Commission office, 360-902-2267
OLYMPIA – The Washington Fish and Wildlife Commission will decide on a land transaction and hear updates on a wide range of topics at an in-person meeting June 23-25 in Olympia, including discussions on Free Fishing Weekend, spring bear policy, wolf-livestock conflicts, cougar hunting and game management plan, among other items.
The Commission’s work kicks off beginning at 8 a.m. Thursday, June 23 with meetings of its Wildlife, Fish, Habitat, and Big Tent committees, where topics include, e-bike use on Washington Department of Fish and Wildlife (WDFW) lands, Willapa Bay Salmon Management Policy, and discussion on several fish and wildlife conservation topics.
The full Commission then meets starting at 8 a.m. Friday, June 24, when commissioners will make a decision on a land transaction to acquire 350 acres in Thurston County that would protect occupied habitat for the Mazama pocket gopher and multiple other species, while also improving hunting, hiking and wildlife viewing opportunities. The land would be managed as part of the Scatter Creek Wildlife Area, and is the second phase of a larger property acquisition that will contribute significantly to conservation of the imperiled south Puget Sound prairie landscape.
Commissioners will then hear updates on several fish- and fishery-related topics, including potential changes to limit the annual Free Fishing Weekend to species that don’t require a catch record card, reducing impacts to sensitive populations and challenges with monitoring and enforcement. Staff will then brief commissioners on proposed changes to commercial crewmember licenses and regulations for dealers when submitting an electronic fish receiving ticket.
Later Friday, the Commission will hear from staff and discuss rule making information and processes regarding wolf-livestock deterrence rules. They will also discuss policy direction related to spring black bear hunting.
On Saturday, staff will brief the commissioners and take public comment on proposed changes to the cougar hunting rule to increase the bag limit in areas where monitoring has shown a high level of cougar predation on elk calves in the Blue Mountain Elk herd, and an update on possible direction related to updating the Department’s game management plan.
This meeting will be held in-person at the Natural Resources Building in Olympia, with an option to also attend virtually; see the meeting page for how to tune in online.
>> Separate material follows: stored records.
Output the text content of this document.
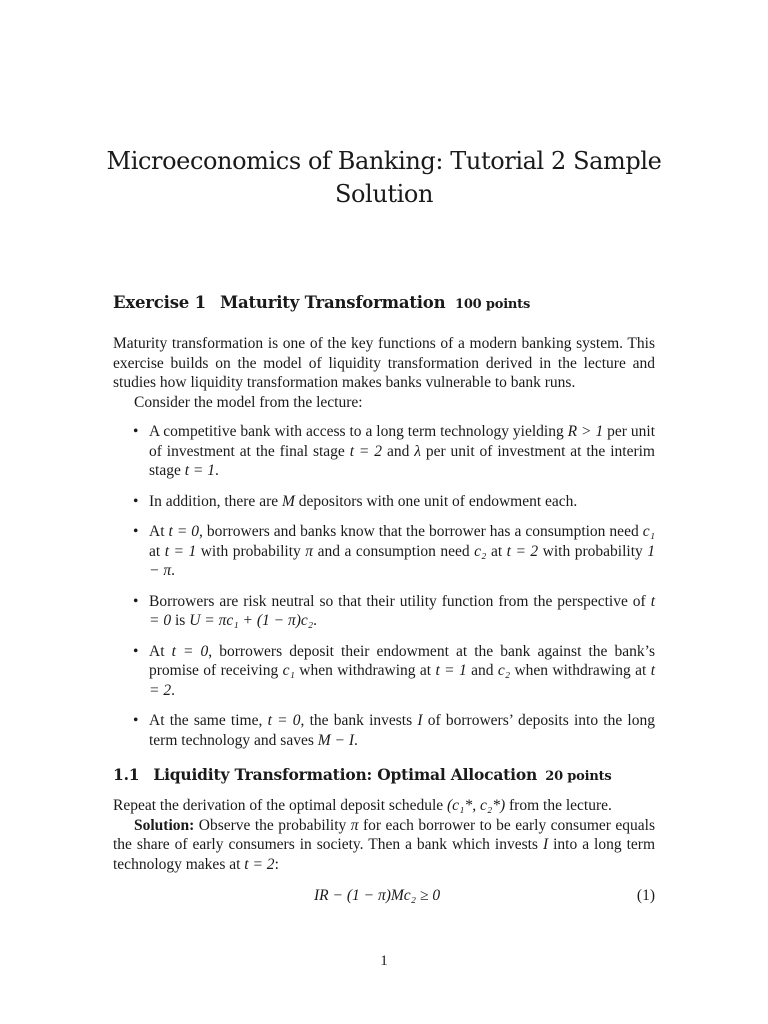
Microeconomics of Banking: Tutorial 2 Sample
Solution
Exercise 1 Maturity Transformation 100 points

Maturity transformation is one of the key functions of a modern banking system. This exercise builds on the model of liquidity transformation derived in the lecture and studies how liquidity transformation makes banks vulnerable to bank runs.

Consider the model from the lecture:

• A competitive bank with access to a long term technology yielding R > 1 per unit of investment at the final stage t = 2 and λ per unit of investment at the interim stage t = 1.
• In addition, there are M depositors with one unit of endowment each.
• At t = 0, borrowers and banks know that the borrower has a consumption need c₁ at t = 1 with probability π and a consumption need c₂ at t = 2 with probability 1 − π.
• Borrowers are risk neutral so that their utility function from the perspective of t = 0 is U = πc₁ + (1 − π)c₂.
• At t = 0, borrowers deposit their endowment at the bank against the bank’s promise of receiving c₁ when withdrawing at t = 1 and c₂ when withdrawing at t = 2.
• At the same time, t = 0, the bank invests I of borrowers’ deposits into the long term technology and saves M − I.
1.1 Liquidity Transformation: Optimal Allocation 20 points

Repeat the derivation of the optimal deposit schedule (c₁*, c₂*) from the lecture.

Solution: Observe the probability π for each borrower to be early consumer equals the share of early consumers in society. Then a bank which invests I into a long term technology makes at t = 2:

IR − (1 − π)Mc₂ ≥ 0	(1)
1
This is the first Commission meeting being held in this hybrid format, and the public should be aware that technical challenges may occur as this new technology is tested.
The full Commission is then tentatively scheduled to meet June 30 from 12 to 2 p.m. to discuss WDFW’s proposed budget requests for the 2023-25 biennium. Commissioners were first briefed on those priorities in early June, and are expected to make a decision on budget proposals in August. More information on that potential meeting, as well as recordings and information about past meetings, can be found on the Commission’s webpage.
All members of the public are invited to share their perspective and participate in WDFW public feedback opportunities regardless of race, color, sex, age, national origin, language proficiency, religion, sexual orientation, gender identity and/or expression, veteran status, or basis of disability. Members of the public interested in providing verbal public comment can pre-register on WDFW’s website.
The Washington Fish and Wildlife Commission is a panel appointed by the governor that sets policy for the WDFW. WDFW works to preserve, protect and perpetuate fish, wildlife and ecosystems while providing sustainable fish and wildlife recreational and commercial opportunities.